The Total absorption spectroscopy〔
〕 is a measurement technique that allows the measurement of the gamma radiation emitted in the different nuclear gamma transitions that may take place in the daughter nucleus after its unstable parent has decayed by means of the beta decay process. This technique can be perfectly suited for beta decay studies related to beta feeding measurements ''within the full decay energy window'' for nuclei far from stability.
It is implemented with a special type of detector, the "''Total absorption spectrometer''" (TAS), made of a scintillator crystal that almost completely surrounds the activity to be measured, covering a solid angle of approximately 4π. Also, in an ideal case, it should be thick enough to have a peak efficiency close to 100%, in this way its total efficiency is also very close to 100% (this is one of the reasons why it is called "total" absorption spectroscopy). Finally, it should be blind to any other type of radiation. The gamma rays produced in the decay under study are collected by photomultipliers attached to the scintillator material. This technique may solve the problem of the Pandemonium effect.
There is a change in philosophy when measuring with a TAS. Instead of detecting the individual gamma rays (as high resolution detectors do), it will detect the gamma cascades emitted in the decay. Then, the final energy spectrum will not be a collection of different energy peaks coming from the different transitions (as can be expected in the case of a germanium detector), but a collection of peaks situated at an energy that is the sum of the different energies of all the gammas of the cascade emitted from each level. This means that the energy spectrum measured with a TAS will be in reality a spectrum of the levels of the nuclei, where each peak is a level populated in the decay. Since the efficiency of these detectors is close to 100%, it is possible to see the feeding to the high excitation levels that usually can not be seen by high resolution detectors. This makes total absorption spectroscopy the best method to measure beta feedings and provide accurate beta intensity (''Iβ'') distributions for complex decay schemes.
In an ideal case, the measured spectrum would be proportional to the beta feeding (''Iβ''). But a real TAS has limited efficiency and resolution, and also, the ''Iβ'' has to be extracted from the measured spectrum, which depends on the spectrometer response. The analysis of TAS data is not simple: to obtain the strength from the measured data, a deconvolution process should be applied.
== Analysis method for TAS data ==

The complex analysis of the data measured with the TAS can be reduced to the solution of a linear problem:
d = Ri
given that it relates the measured data (''d'') with the feedings (''i'') from which the beta intensity distribution ''Iβ'' can be obtained.
''R'' is the response matrix of the detector (meaning the probability that a decay that feeds a certain level gives a count in certain bin of the spectrum). The function ''R'' depends of the detector but also of the particular level scheme that is being measured. To be able to extract the value of ''i'' from the data ''d'' the equation has to be inverted (this equation is also called the "''inverse problem''").

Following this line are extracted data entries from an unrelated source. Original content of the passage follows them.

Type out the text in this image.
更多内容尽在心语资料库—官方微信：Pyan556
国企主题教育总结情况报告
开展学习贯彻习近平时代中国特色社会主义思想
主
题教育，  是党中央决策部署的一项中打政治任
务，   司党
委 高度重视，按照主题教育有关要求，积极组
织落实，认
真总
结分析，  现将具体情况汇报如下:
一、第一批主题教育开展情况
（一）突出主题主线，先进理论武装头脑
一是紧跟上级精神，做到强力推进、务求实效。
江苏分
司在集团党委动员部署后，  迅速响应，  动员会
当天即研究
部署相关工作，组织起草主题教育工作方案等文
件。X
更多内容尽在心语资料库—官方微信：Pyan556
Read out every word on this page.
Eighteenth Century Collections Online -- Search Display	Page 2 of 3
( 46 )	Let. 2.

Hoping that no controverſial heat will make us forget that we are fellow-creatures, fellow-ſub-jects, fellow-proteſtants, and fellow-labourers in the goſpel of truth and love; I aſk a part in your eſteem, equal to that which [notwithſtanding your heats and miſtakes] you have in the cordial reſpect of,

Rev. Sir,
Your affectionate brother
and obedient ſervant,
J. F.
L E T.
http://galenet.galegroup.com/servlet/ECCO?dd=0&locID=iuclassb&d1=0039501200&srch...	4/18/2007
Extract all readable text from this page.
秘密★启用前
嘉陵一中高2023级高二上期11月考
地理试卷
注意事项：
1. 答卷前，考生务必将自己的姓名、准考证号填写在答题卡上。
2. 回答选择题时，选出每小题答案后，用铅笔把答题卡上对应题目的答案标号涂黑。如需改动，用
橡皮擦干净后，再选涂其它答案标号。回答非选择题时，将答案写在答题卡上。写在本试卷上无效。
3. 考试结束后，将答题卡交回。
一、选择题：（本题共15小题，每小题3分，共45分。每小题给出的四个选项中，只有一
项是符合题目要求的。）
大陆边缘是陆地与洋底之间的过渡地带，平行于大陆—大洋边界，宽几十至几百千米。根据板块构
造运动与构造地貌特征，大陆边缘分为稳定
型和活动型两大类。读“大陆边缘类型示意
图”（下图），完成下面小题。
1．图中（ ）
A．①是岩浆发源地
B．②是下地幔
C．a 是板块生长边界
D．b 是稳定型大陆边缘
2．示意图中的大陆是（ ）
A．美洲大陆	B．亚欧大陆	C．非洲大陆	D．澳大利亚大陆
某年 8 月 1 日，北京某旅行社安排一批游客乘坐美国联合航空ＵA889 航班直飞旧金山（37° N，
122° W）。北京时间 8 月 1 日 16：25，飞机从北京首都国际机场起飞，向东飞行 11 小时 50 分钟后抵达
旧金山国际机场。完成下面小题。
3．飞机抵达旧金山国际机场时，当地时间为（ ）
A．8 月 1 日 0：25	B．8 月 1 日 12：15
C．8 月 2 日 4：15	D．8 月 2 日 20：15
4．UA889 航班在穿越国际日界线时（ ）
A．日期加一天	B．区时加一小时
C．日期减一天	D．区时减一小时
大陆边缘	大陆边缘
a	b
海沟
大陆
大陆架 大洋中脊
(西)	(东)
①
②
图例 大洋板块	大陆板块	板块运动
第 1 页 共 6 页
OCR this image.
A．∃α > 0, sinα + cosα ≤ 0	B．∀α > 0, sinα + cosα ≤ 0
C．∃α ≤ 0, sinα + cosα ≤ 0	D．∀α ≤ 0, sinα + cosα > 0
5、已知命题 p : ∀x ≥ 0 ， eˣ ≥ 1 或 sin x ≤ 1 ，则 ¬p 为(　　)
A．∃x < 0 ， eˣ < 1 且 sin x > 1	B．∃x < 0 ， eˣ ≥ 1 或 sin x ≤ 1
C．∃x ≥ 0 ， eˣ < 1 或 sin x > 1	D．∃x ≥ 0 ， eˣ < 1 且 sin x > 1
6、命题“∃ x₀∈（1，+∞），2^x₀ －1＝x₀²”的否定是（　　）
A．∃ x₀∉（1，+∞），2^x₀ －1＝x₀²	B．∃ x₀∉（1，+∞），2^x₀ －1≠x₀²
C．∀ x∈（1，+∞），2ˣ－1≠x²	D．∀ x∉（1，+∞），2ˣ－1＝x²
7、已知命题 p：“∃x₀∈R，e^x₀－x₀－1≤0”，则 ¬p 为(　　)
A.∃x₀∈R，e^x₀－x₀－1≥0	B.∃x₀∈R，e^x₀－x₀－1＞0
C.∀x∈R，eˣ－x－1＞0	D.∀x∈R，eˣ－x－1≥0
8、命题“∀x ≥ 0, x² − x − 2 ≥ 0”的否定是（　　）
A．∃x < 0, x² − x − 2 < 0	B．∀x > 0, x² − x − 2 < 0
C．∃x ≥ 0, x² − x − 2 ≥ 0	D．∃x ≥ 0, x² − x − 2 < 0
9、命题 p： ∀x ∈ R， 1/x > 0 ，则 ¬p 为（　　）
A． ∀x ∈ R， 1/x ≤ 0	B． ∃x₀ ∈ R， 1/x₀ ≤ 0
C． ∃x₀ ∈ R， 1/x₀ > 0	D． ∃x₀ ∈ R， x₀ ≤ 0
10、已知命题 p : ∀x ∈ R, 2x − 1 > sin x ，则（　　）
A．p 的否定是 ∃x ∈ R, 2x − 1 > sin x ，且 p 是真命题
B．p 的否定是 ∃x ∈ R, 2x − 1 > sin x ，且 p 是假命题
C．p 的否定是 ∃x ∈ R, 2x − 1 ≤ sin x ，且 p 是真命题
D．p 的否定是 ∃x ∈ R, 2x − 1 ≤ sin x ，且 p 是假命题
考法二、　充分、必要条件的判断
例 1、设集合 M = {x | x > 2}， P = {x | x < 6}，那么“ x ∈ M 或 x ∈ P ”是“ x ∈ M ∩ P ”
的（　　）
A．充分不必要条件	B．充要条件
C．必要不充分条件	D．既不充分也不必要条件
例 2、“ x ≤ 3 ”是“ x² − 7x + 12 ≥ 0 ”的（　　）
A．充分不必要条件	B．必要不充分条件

Unfortunately this can not be done easily because there is similar response to the feeding of adjacent levels when they are at high excitation energies where the level density is high. In other words, this is one of the so-called "ill-posed" problems, for which several sets of parameters can reproduce closely the same data set. Then, to find ''i'', the response has to be obtained for which the branching ratios and a precise simulation of the geometry of the detector are needed. The higher the efficiency of the TAS used, the lower the dependence of the response on the branching ratios will be. Then it is possible to introduce the unknown branching ratios by hand from a plausible guess. A good guess can be calculated by means of the Statistical Model.
Then the procedure to find the feedings is iterative: using the expectation-maximization algorithm to solve the inverse problem,〔
〕 the feedings are extracted; if they don't reproduce the experimental data, it means that the initial guess of the branching ratios is wrong and has to be changed (of course, it is possible to play with other parameters of the analysis). Repeating this procedure iteratively in a reduced number of steps, the data is finally reproduced.